Non solo la Premier, c’è anche l’insidia araba
L’escalation araba non fa altro che acuire questa crisi, con il calcio italiano che tra l’altro ha perso di credibilità nell’ultima stagione con una squadra penalizzata a competizione in corso e con la conseguenza di una competizione completamente falsata. Con questi presupposti, chi dall’estero dovrebbe essere attirato a dare denari freschi a questo movimento? Da quando è al governo della FIGC Gravina continua a parlare di riforme dei campionati che puntualmente vengono rimandate di anno in anno, perché alla fine a prevalere è sempre lo status quo.
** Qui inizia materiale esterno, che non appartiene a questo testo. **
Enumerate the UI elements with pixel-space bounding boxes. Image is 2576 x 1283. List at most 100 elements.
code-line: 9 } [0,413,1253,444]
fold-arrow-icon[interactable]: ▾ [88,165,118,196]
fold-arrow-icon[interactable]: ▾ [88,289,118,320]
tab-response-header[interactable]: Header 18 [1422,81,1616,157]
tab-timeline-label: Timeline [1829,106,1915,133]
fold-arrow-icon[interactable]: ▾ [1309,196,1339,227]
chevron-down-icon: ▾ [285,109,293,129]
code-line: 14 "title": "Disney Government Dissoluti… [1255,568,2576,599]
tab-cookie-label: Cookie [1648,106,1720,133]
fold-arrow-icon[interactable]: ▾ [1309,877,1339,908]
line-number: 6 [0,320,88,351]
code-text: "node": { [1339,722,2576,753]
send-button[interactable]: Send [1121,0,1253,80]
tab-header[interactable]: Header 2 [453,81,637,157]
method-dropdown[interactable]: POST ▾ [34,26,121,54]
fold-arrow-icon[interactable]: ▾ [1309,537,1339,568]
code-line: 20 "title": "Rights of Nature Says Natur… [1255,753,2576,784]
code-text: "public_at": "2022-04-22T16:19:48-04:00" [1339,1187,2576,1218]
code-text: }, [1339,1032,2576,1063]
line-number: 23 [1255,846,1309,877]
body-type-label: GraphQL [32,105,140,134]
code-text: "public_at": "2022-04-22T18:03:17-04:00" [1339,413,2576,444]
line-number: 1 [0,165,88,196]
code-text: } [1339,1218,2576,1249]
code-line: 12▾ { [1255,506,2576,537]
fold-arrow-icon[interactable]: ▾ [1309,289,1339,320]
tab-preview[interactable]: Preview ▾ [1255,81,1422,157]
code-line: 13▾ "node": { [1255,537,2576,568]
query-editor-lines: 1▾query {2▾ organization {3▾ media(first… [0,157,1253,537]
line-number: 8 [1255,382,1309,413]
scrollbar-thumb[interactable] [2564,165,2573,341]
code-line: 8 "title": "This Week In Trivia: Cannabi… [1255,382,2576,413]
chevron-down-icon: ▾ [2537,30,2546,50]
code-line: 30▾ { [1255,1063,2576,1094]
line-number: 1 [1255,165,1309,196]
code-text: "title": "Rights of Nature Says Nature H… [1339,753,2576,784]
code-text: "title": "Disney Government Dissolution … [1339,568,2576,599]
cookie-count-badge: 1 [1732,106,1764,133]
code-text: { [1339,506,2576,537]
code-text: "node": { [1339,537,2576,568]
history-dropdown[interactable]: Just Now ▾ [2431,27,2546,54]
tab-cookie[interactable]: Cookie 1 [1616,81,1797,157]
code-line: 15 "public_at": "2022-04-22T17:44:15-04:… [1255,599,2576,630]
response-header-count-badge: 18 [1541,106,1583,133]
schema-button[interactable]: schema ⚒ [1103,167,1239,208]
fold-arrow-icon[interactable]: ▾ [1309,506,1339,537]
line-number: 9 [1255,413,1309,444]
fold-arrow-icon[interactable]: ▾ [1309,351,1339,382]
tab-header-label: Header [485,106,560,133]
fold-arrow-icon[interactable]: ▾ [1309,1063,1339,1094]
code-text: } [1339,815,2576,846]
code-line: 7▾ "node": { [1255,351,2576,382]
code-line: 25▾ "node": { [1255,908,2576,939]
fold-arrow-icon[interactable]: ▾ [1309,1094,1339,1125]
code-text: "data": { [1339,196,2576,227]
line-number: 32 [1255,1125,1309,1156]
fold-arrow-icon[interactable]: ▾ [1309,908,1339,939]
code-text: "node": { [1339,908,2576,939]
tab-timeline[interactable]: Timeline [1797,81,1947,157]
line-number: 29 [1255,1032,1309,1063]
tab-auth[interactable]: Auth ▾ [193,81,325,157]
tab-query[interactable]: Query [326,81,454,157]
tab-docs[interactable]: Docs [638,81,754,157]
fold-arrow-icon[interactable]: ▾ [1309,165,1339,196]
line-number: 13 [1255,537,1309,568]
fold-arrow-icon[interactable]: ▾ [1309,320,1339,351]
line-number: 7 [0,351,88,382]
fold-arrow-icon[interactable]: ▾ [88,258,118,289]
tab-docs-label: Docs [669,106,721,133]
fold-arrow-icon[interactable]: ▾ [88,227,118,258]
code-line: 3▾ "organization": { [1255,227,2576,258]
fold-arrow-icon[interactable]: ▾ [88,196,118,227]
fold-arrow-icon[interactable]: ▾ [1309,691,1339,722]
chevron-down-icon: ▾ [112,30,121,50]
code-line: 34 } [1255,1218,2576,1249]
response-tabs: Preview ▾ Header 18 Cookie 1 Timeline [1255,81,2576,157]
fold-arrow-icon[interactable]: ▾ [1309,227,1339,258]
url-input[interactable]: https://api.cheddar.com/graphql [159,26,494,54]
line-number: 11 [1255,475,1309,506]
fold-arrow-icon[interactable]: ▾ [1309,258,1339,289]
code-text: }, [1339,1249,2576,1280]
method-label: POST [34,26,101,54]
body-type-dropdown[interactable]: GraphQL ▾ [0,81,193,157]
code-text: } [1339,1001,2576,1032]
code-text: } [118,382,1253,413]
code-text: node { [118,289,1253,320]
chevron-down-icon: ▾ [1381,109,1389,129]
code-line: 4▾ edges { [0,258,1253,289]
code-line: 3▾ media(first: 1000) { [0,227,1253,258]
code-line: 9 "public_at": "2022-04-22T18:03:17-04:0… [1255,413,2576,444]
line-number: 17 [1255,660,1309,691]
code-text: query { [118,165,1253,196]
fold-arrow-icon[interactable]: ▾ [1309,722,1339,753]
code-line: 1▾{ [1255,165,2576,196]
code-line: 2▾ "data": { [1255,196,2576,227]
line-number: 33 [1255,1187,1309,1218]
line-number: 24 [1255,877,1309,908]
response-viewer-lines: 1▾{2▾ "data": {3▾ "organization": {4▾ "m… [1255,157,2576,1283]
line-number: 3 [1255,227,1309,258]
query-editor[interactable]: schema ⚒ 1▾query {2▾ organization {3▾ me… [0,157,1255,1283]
Per di più, il calcio italiano si appresta ad iniziare una stagione con la squadra che di più ha investito soldi veri negli ultimi anni in una situazione di debolezza, ovvero la Juventus, con il suo sterminato bacino di utenza “incarognito” contro le istituzioni e desideroso di proseguire sulla via di disdette e boicottaggio. Iniziative che, per quanto qualcuno abbia provato a sminuire, purtroppo hanno avuto effetti devastanti per il calcio italiano, con 1,5 milioni di telespettatori persi tra gennaio e maggio dal main broadcaster. La cosa che fa più male, da osservatori, è che i protagonisti di questa situazione degradante e degradata, ne parlino come se loro non fossero i diretti interessati, come se i risultati negativi siano piovuti dal cielo e le loro decisioni non possono essere messe in discussione, né oggetto di addebiti. La mancanza di cultura sportiva e spirito critico sono in questo momento la peggiore delle pecche di una delle più importanti industrie della nazione Italia, che se vorrà davvero invertire la rotta dovrà rinnovare totalmente la classe dirigente, puntando sul merito e non sul peso politico. Altrimenti, inutile lamentarsi quando non si partecipa a due Mondiali di seguito o se per fare i nuovi stadi sia necessario attendere l’assegnazione degli Europei del 2032.